What to expect today: Before we get into our offices this morning there will have been a couple of reports on the state of the Australian economy (the Aussie$ hit a new multi-year high vs the Loonie yesterday) and Housing Starts and Construction Orders for August in Japan will be made public. In Europe PPI, CPI and German Unemployment are the highlights of the economic data during the first hours of trading. Jobless Claims and the Chicago Purchasing Man Index will be the focus in NY.

It’s too early for me to assess what impact this piece of legislation on currency manipulators will have on the markets. If a trade war should result it will obviously be not good, especially since one way of retaliation by China could be NON-Participation in some future Treasury Auctions and that would be really bad.

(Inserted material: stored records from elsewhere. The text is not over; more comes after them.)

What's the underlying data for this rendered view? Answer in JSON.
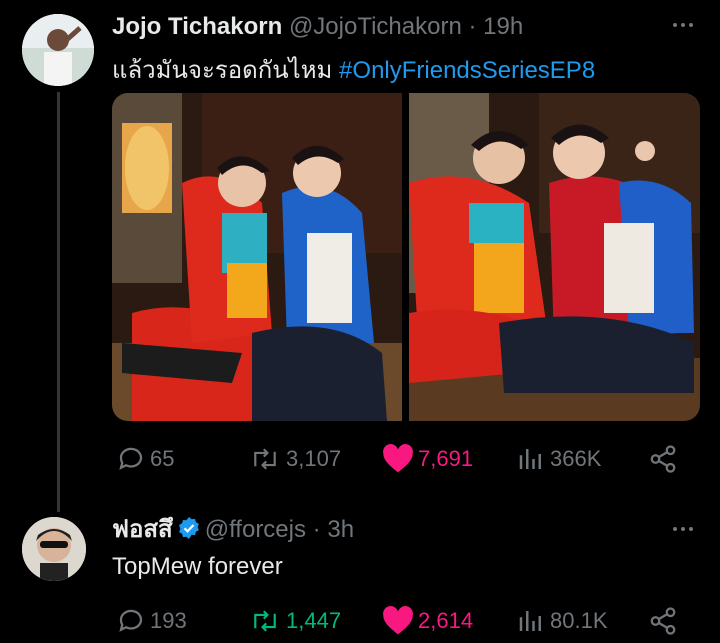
{
  "tweet": {
    "name": "Jojo Tichakorn",
    "handle": "@JojoTichakorn",
    "time": "19h",
    "text": "แล้วมันจะรอดกันไหม",
    "hashtag": "#OnlyFriendsSeriesEP8",
    "stats": {
      "replies": "65",
      "reposts": "3,107",
      "likes": "7,691",
      "views": "366K"
    }
  },
  "reply": {
    "name": "ฟอสสึ",
    "handle": "@fforcejs",
    "time": "3h",
    "text": "TopMew forever",
    "stats": {
      "replies": "193",
      "reposts": "1,447",
      "likes": "2,614",
      "views": "80.1K"
    }
  },
  "colors": {
    "background": "#000000",
    "like": "#f91880",
    "repost_active": "#00ba7c",
    "link": "#1d9bf0",
    "muted": "#71767b"
  }
}
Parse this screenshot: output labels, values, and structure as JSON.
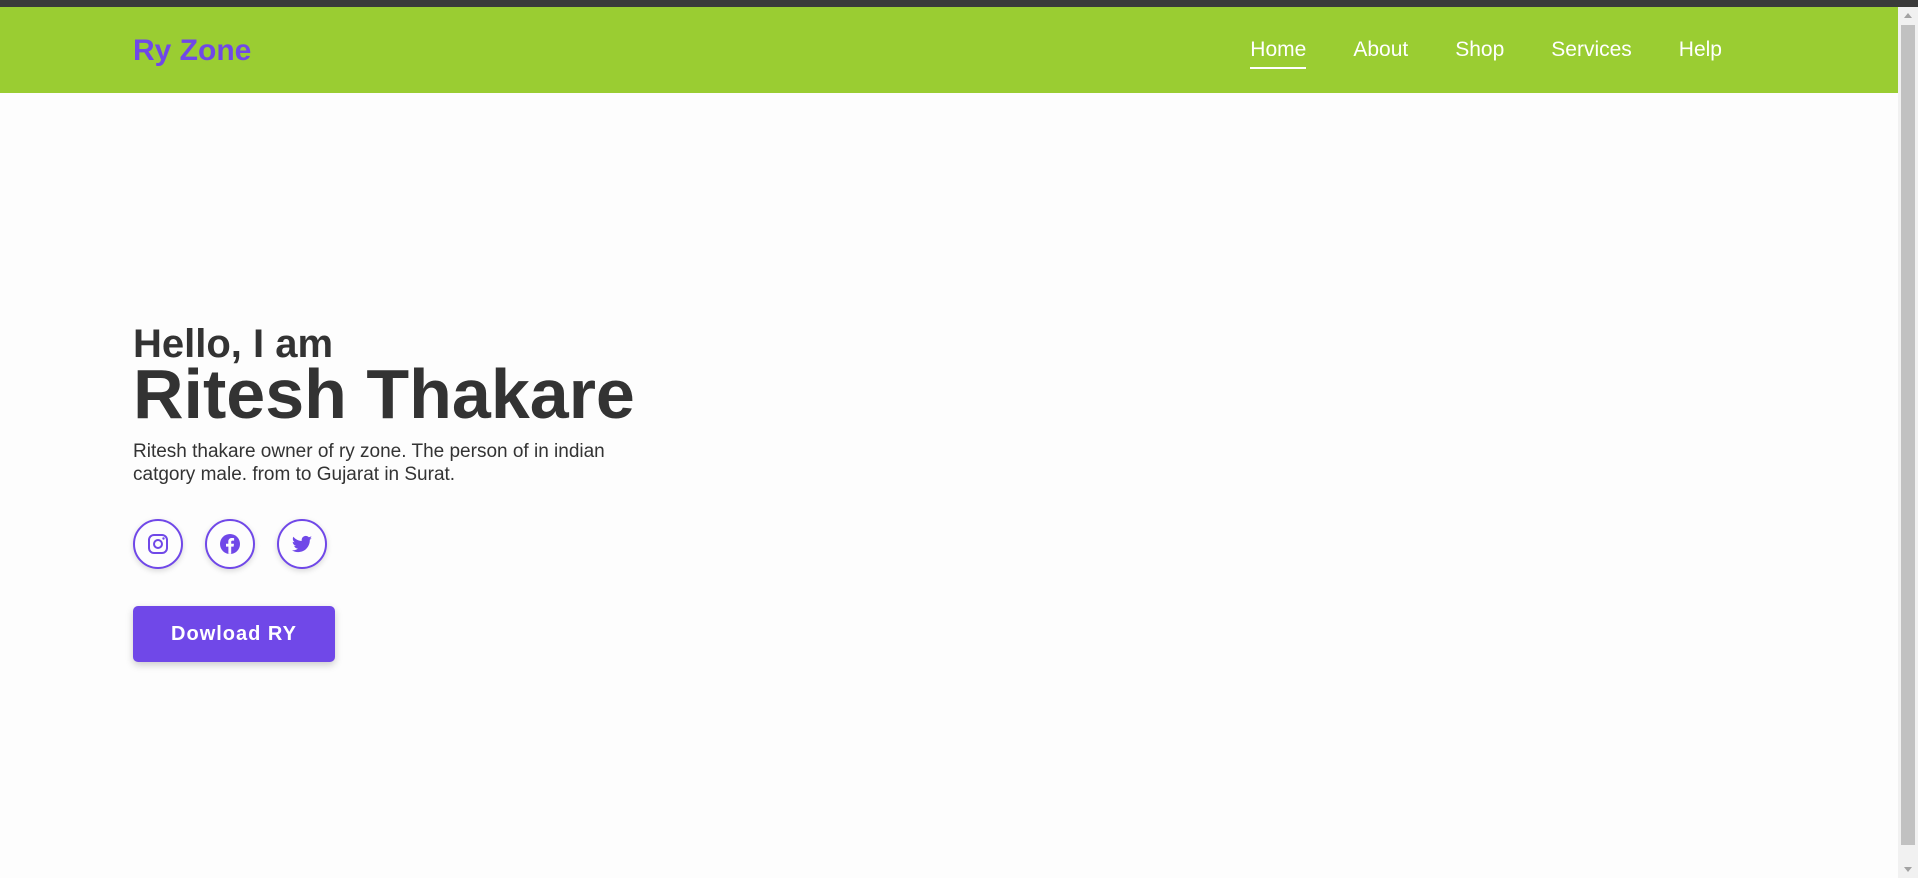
{
  "navbar": {
    "logo": "Ry Zone",
    "links": [
      {
        "label": "Home",
        "active": true
      },
      {
        "label": "About",
        "active": false
      },
      {
        "label": "Shop",
        "active": false
      },
      {
        "label": "Services",
        "active": false
      },
      {
        "label": "Help",
        "active": false
      }
    ]
  },
  "hero": {
    "greeting": "Hello, I am",
    "name": "Ritesh Thakare",
    "bio": "Ritesh thakare owner of ry zone. The person of in indian catgory male. from to Gujarat in Surat.",
    "socials": [
      {
        "icon": "instagram-icon"
      },
      {
        "icon": "facebook-icon"
      },
      {
        "icon": "twitter-icon"
      }
    ],
    "download_label": "Dowload RY"
  },
  "colors": {
    "navbar_bg": "#9acd32",
    "accent": "#7048e8",
    "text": "#333333",
    "page_bg": "#fdfdfd"
  }
}
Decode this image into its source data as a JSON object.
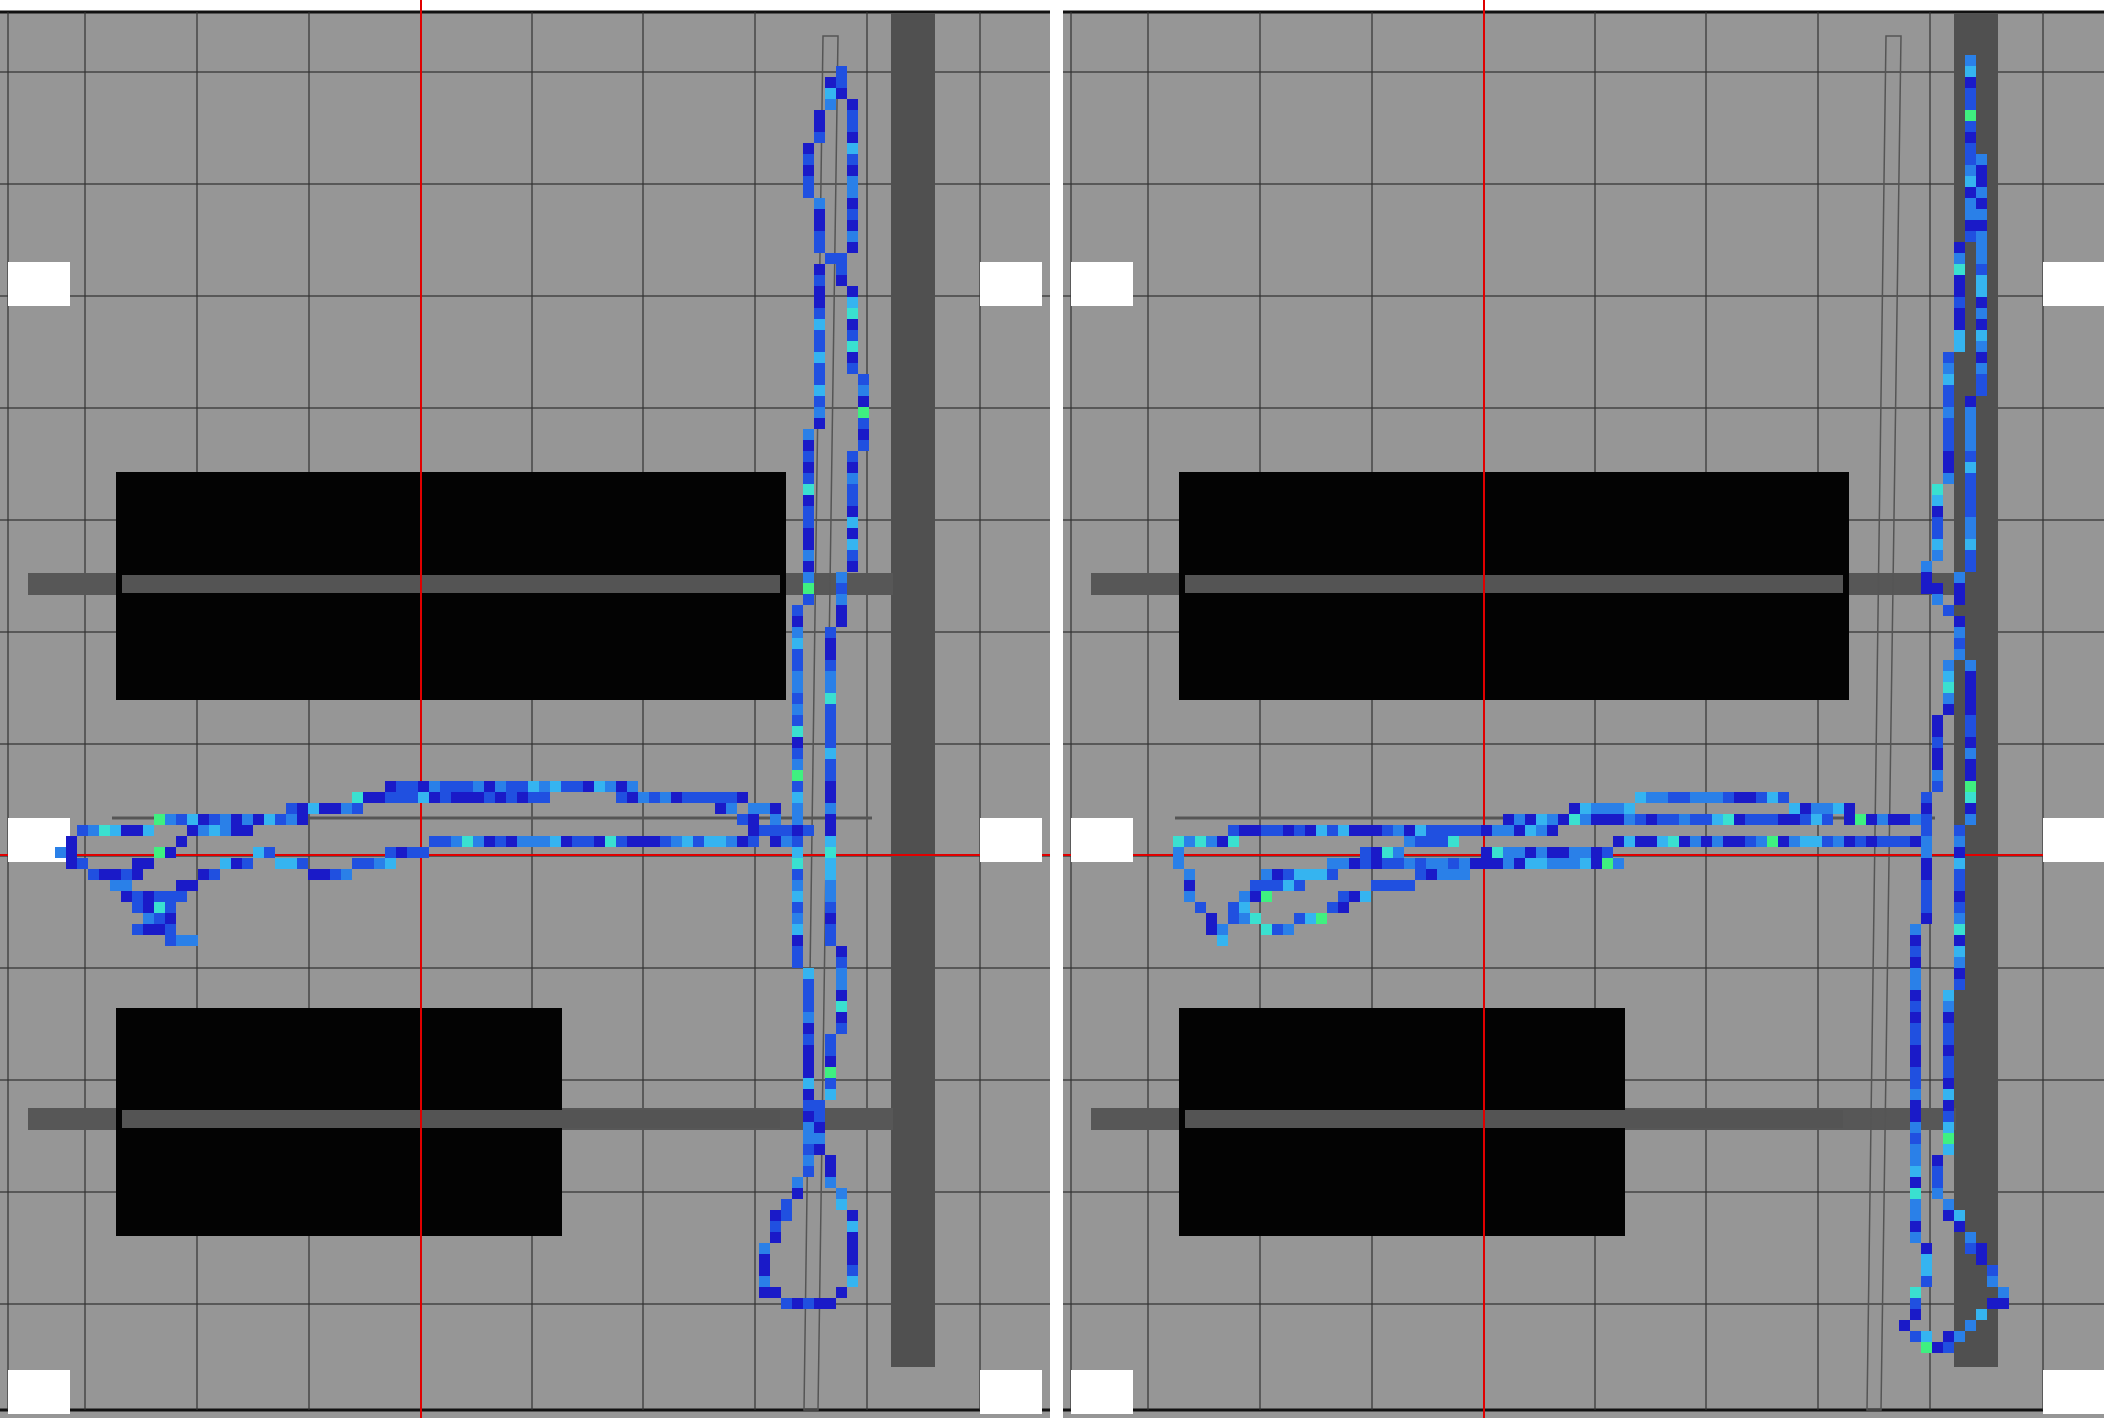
{
  "app": {
    "title": ""
  },
  "colors": {
    "background": "#969696",
    "grid_line": "#333333",
    "crosshair": "#e00000",
    "shelf_block": "#030303",
    "rack_bar": "#575757",
    "wall": "#505050",
    "marker": "#ffffff",
    "track_scale": [
      "#1a1ac8",
      "#2050e0",
      "#2a80e8",
      "#35b4f0",
      "#3ae0d0",
      "#3ff080"
    ]
  },
  "panels": [
    {
      "id": "left",
      "label": "left-map-view",
      "track": "ns_then_ew"
    },
    {
      "id": "right",
      "label": "right-map-view",
      "track": "ns_then_ew_variant"
    }
  ],
  "icons": {
    "marker": "white-marker-icon",
    "crosshair": "crosshair-icon"
  }
}
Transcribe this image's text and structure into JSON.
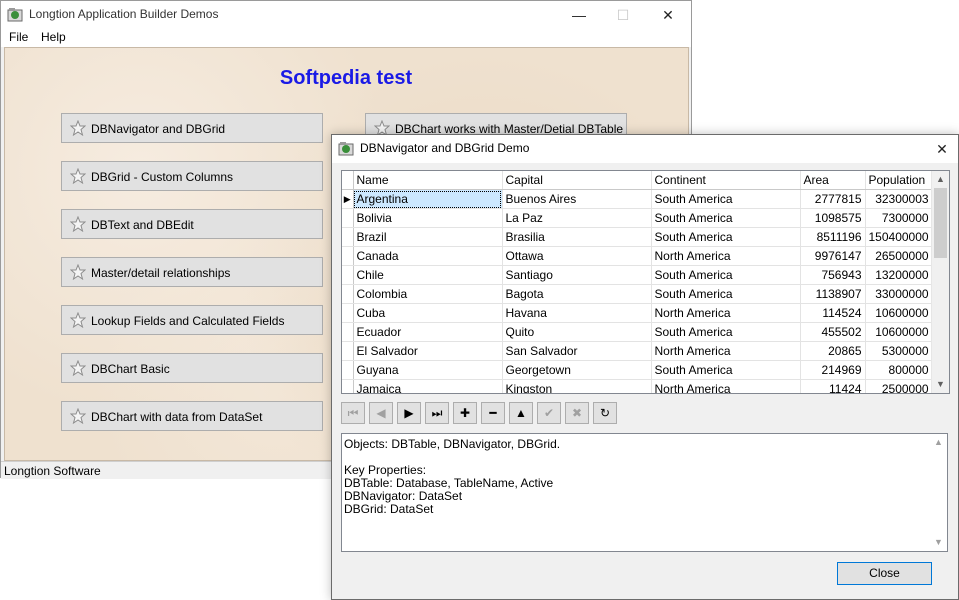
{
  "main_window": {
    "title": "Longtion Application Builder Demos",
    "menu": [
      "File",
      "Help"
    ],
    "canvas_title": "Softpedia test",
    "buttons_left": [
      "DBNavigator and DBGrid",
      "DBGrid - Custom Columns",
      "DBText and DBEdit",
      "Master/detail relationships",
      "Lookup Fields and Calculated Fields",
      "DBChart Basic",
      "DBChart with data from DataSet"
    ],
    "buttons_right": [
      "DBChart works with Master/Detial DBTable"
    ],
    "status": "Longtion Software"
  },
  "dialog": {
    "title": "DBNavigator and DBGrid Demo",
    "columns": [
      "Name",
      "Capital",
      "Continent",
      "Area",
      "Population"
    ],
    "rows": [
      [
        "Argentina",
        "Buenos Aires",
        "South America",
        "2777815",
        "32300003"
      ],
      [
        "Bolivia",
        "La Paz",
        "South America",
        "1098575",
        "7300000"
      ],
      [
        "Brazil",
        "Brasilia",
        "South America",
        "8511196",
        "150400000"
      ],
      [
        "Canada",
        "Ottawa",
        "North America",
        "9976147",
        "26500000"
      ],
      [
        "Chile",
        "Santiago",
        "South America",
        "756943",
        "13200000"
      ],
      [
        "Colombia",
        "Bagota",
        "South America",
        "1138907",
        "33000000"
      ],
      [
        "Cuba",
        "Havana",
        "North America",
        "114524",
        "10600000"
      ],
      [
        "Ecuador",
        "Quito",
        "South America",
        "455502",
        "10600000"
      ],
      [
        "El Salvador",
        "San Salvador",
        "North America",
        "20865",
        "5300000"
      ],
      [
        "Guyana",
        "Georgetown",
        "South America",
        "214969",
        "800000"
      ],
      [
        "Jamaica",
        "Kingston",
        "North America",
        "11424",
        "2500000"
      ]
    ],
    "selected_row": 0,
    "navigator": [
      {
        "name": "first-record-button",
        "glyph": "⏮",
        "enabled": false
      },
      {
        "name": "prior-record-button",
        "glyph": "◀",
        "enabled": false
      },
      {
        "name": "next-record-button",
        "glyph": "▶",
        "enabled": true
      },
      {
        "name": "last-record-button",
        "glyph": "⏭",
        "enabled": true
      },
      {
        "name": "insert-record-button",
        "glyph": "✚",
        "enabled": true
      },
      {
        "name": "delete-record-button",
        "glyph": "━",
        "enabled": true
      },
      {
        "name": "edit-record-button",
        "glyph": "▲",
        "enabled": true
      },
      {
        "name": "post-record-button",
        "glyph": "✔",
        "enabled": false
      },
      {
        "name": "cancel-record-button",
        "glyph": "✖",
        "enabled": false
      },
      {
        "name": "refresh-button",
        "glyph": "↻",
        "enabled": true
      }
    ],
    "memo_lines": [
      "Objects: DBTable, DBNavigator, DBGrid.",
      "",
      "Key Properties:",
      "DBTable: Database, TableName, Active",
      "DBNavigator: DataSet",
      "DBGrid: DataSet"
    ],
    "close_label": "Close"
  },
  "icons": {
    "minimize": "—",
    "maximize": "☐",
    "close": "✕",
    "scroll_up": "▲",
    "scroll_down": "▼",
    "row_indicator": "▶"
  },
  "colors": {
    "canvas_title": "#1a1ae6",
    "selection": "#cce8ff",
    "default_button_border": "#0078d7"
  }
}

It’s also the end of the 3rd quarter today which means some portfolio will have to be rebalanced, some stocks will have to be inflated all for a good report card for funds in this very tough year. I don’t expect the market to begin it’s climb above resistance levels today, but the last few weeks have shown me that the least you expect something the more likely it gets and vice versa.

Happy Hunting & Let’s Be Careful out there !!!